The Dillards have a filed claim with the Natomas Unified School District for unspecified damages alleging severe emotional trauma and distress to Samaya, her two older twin sisters and themselves.
The couple have accused teacher Lupe Rodriguez of bullying Samaya over several months before the December 18 incident.
They said they previously met with Rodriguez and suggested ways to engage their daughter after she had moved from St. Hope Public School 7 - a Sacramento charter school - to Jefferson Elementary.
They claimed, on December 18, Rodriguez gave Samaya a warning after a minor disagreement with another child.
But when Samaya accidentally knocked over a glass of water, Rodriguez punished her by kicking her out of class.

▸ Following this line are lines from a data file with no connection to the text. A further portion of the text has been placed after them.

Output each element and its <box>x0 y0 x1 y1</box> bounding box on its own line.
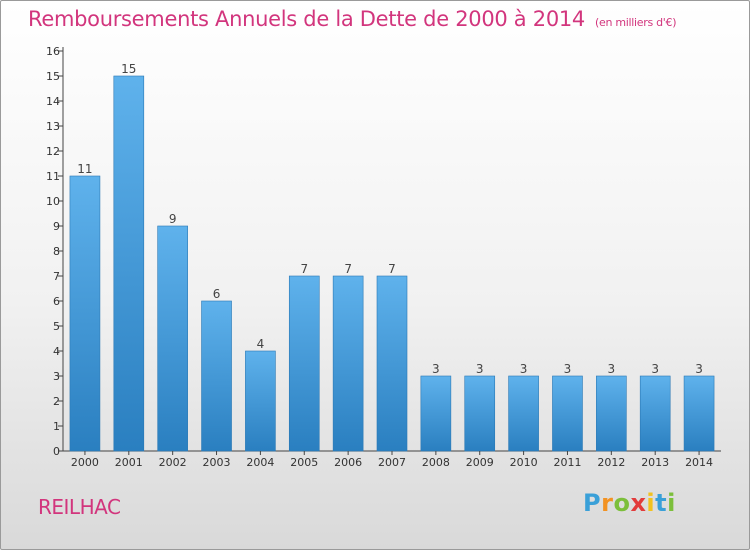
x-tick-label: 2012 <box>597 456 625 469</box>
bar-value-label: 3 <box>608 362 616 376</box>
bar-value-label: 7 <box>344 262 352 276</box>
y-tick-label: 10 <box>46 195 60 208</box>
y-tick-label: 1 <box>53 420 60 433</box>
title-text: Remboursements Annuels de la Dette de 20… <box>28 7 585 31</box>
bar-value-label: 7 <box>388 262 396 276</box>
x-tick-label: 2004 <box>246 456 274 469</box>
bar <box>683 375 715 452</box>
y-tick-label: 7 <box>53 270 60 283</box>
bar <box>245 350 276 452</box>
y-tick-label: 2 <box>53 395 60 408</box>
bar <box>113 75 145 452</box>
x-tick-label: 2014 <box>685 456 713 469</box>
bar <box>552 375 583 452</box>
x-tick-label: 2011 <box>553 456 581 469</box>
x-tick-label: 2003 <box>203 456 231 469</box>
y-tick-label: 16 <box>46 45 60 58</box>
x-tick-label: 2007 <box>378 456 406 469</box>
bar <box>376 275 408 452</box>
x-tick-label: 2005 <box>290 456 318 469</box>
logo-letter-x: x <box>630 489 647 517</box>
bar <box>201 300 232 452</box>
x-tick-label: 2008 <box>422 456 450 469</box>
bar-value-label: 7 <box>300 262 308 276</box>
unit-label: (en milliers d'€) <box>595 16 677 29</box>
bar-value-label: 3 <box>651 362 659 376</box>
x-tick-label: 2013 <box>641 456 669 469</box>
logo-letter-p: P <box>583 489 602 517</box>
logo-letter-r: r <box>601 489 614 517</box>
y-tick-label: 11 <box>46 170 60 183</box>
x-tick-label: 2000 <box>71 456 99 469</box>
x-tick-label: 2001 <box>115 456 143 469</box>
proxiti-logo: Proxiti <box>583 489 676 517</box>
bar-value-label: 3 <box>476 362 484 376</box>
x-tick-label: 2009 <box>466 456 494 469</box>
y-tick-label: 12 <box>46 145 60 158</box>
bar-value-label: 11 <box>77 162 92 176</box>
bar <box>420 375 452 452</box>
logo-letter-i: i <box>646 489 656 517</box>
x-tick-label: 2006 <box>334 456 362 469</box>
y-tick-label: 6 <box>53 295 60 308</box>
y-tick-label: 8 <box>53 245 60 258</box>
bar <box>508 375 539 452</box>
bar <box>288 275 320 452</box>
bar <box>596 375 627 452</box>
y-tick-label: 14 <box>46 95 60 108</box>
bar <box>639 375 671 452</box>
chart-title: Remboursements Annuels de la Dette de 20… <box>28 7 676 31</box>
x-tick-label: 2010 <box>510 456 538 469</box>
y-tick-label: 9 <box>53 220 60 233</box>
y-tick-label: 0 <box>53 445 60 458</box>
bar-value-label: 6 <box>213 287 221 301</box>
bar-value-label: 3 <box>520 362 528 376</box>
commune-name: REILHAC <box>38 495 121 519</box>
x-tick-label: 2002 <box>159 456 187 469</box>
y-tick-label: 15 <box>46 70 60 83</box>
y-tick-label: 3 <box>53 370 60 383</box>
y-tick-label: 4 <box>53 345 60 358</box>
logo-letter-t: t <box>655 489 668 517</box>
bar <box>157 225 188 452</box>
bar <box>464 375 496 452</box>
bar-value-label: 3 <box>432 362 440 376</box>
logo-letter-o: o <box>613 489 631 517</box>
y-tick-label: 5 <box>53 320 60 333</box>
y-tick-label: 13 <box>46 120 60 133</box>
logo-letter-i2: i <box>667 489 676 517</box>
bar-value-label: 15 <box>121 62 136 76</box>
bar <box>69 175 101 452</box>
bar <box>332 275 364 452</box>
bar-value-label: 3 <box>695 362 703 376</box>
bar-value-label: 3 <box>564 362 572 376</box>
bar-value-label: 9 <box>169 212 177 226</box>
bar-value-label: 4 <box>257 337 265 351</box>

Feeling abandoned, the little girl wandered off campus, walked down Truxel Road and over the Interstate 5 entrance and exit ramps - all the way to an On The Border restaurant about two miles away where she asked for water.
The restaurant manager said he called police who didn't respond to the welfare check, before Samaya walked off.

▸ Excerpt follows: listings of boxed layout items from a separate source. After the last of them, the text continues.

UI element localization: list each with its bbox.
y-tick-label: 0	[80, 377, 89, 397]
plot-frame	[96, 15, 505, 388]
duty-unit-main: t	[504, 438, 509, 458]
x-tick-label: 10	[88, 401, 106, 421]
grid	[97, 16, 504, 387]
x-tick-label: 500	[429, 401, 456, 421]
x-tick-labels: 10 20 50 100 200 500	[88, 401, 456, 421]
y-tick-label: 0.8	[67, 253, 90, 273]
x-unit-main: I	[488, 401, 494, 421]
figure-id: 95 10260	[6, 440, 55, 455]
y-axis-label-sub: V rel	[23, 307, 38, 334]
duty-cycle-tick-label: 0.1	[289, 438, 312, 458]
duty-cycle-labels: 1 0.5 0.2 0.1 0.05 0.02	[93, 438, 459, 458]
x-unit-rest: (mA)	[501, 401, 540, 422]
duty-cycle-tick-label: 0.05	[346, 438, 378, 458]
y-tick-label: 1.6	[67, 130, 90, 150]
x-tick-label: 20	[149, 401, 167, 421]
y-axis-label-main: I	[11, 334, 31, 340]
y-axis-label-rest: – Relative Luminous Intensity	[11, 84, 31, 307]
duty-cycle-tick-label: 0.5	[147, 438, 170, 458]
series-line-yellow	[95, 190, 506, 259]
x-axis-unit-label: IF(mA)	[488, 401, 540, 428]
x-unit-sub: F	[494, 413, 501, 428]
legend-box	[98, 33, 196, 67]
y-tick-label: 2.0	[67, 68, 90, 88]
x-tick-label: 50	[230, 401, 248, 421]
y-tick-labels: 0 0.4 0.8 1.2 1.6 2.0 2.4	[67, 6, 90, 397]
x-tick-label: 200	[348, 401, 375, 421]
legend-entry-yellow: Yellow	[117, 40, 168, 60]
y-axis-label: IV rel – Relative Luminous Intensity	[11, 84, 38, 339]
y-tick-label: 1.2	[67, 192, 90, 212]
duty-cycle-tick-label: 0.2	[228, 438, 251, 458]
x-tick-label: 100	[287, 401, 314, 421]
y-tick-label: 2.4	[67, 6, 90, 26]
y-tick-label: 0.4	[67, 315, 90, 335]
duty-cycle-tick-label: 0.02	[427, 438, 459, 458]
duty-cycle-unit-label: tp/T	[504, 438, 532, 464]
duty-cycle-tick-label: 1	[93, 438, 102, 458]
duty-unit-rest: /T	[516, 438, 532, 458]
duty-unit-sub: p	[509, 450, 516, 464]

It was a chilly 46 degrees and Samaya was only wearing a light sweat shirt and jeans.
'When I got the call from the school it was 11.30 (in the morning). So, when I get to school and I say when was the last time you saw my child and they say 9.30, I'm thinking, 'this girl may not ever come back',' Jason Dillard said.
The anxious father pulled his twin daughters out of class, got in his car and drove around the neighborhood searching for his missing daughter. He eventually found her wandering the streets.
The Dillards told Fox 40 the school had warned them about Rodriguez early on.
'We're working on this teacher with the teachers union, but there's only so much we can do,' said Damia Dillard, repeating what school administrators allegedly told her.
'Please document everything because we're trying to build a case.'
Jason Dillard has also filed a police report alleging that Samaya's teacher committed battery by dragging Samaya - seated in her chair - outside into the cold and leaving her there.
School district leaders have declined to comment on the specifics of the case, but issued a statement to Fox 40:
'We cannot comment on the claim's allegations or the parties involved because it is a pending legal matter, and because it involves a minor and a personnel issue. We can only say that we care deeply about all children in Natomas unified and we are firmly committed to the safety of our students.'
Couldn't they have installed a camera in Rodriguez' class-room or do random checks or supervise the teacher, while sitting in the back of the class-room, without notice?
"[T]here is only so much we can do". That is BS, these administrators don't give a hoot about these kids or may even encourage teachers to behave in a sadistic manner, which is a fine example of ponerisation.
Parents, you have to start teaching your own kids.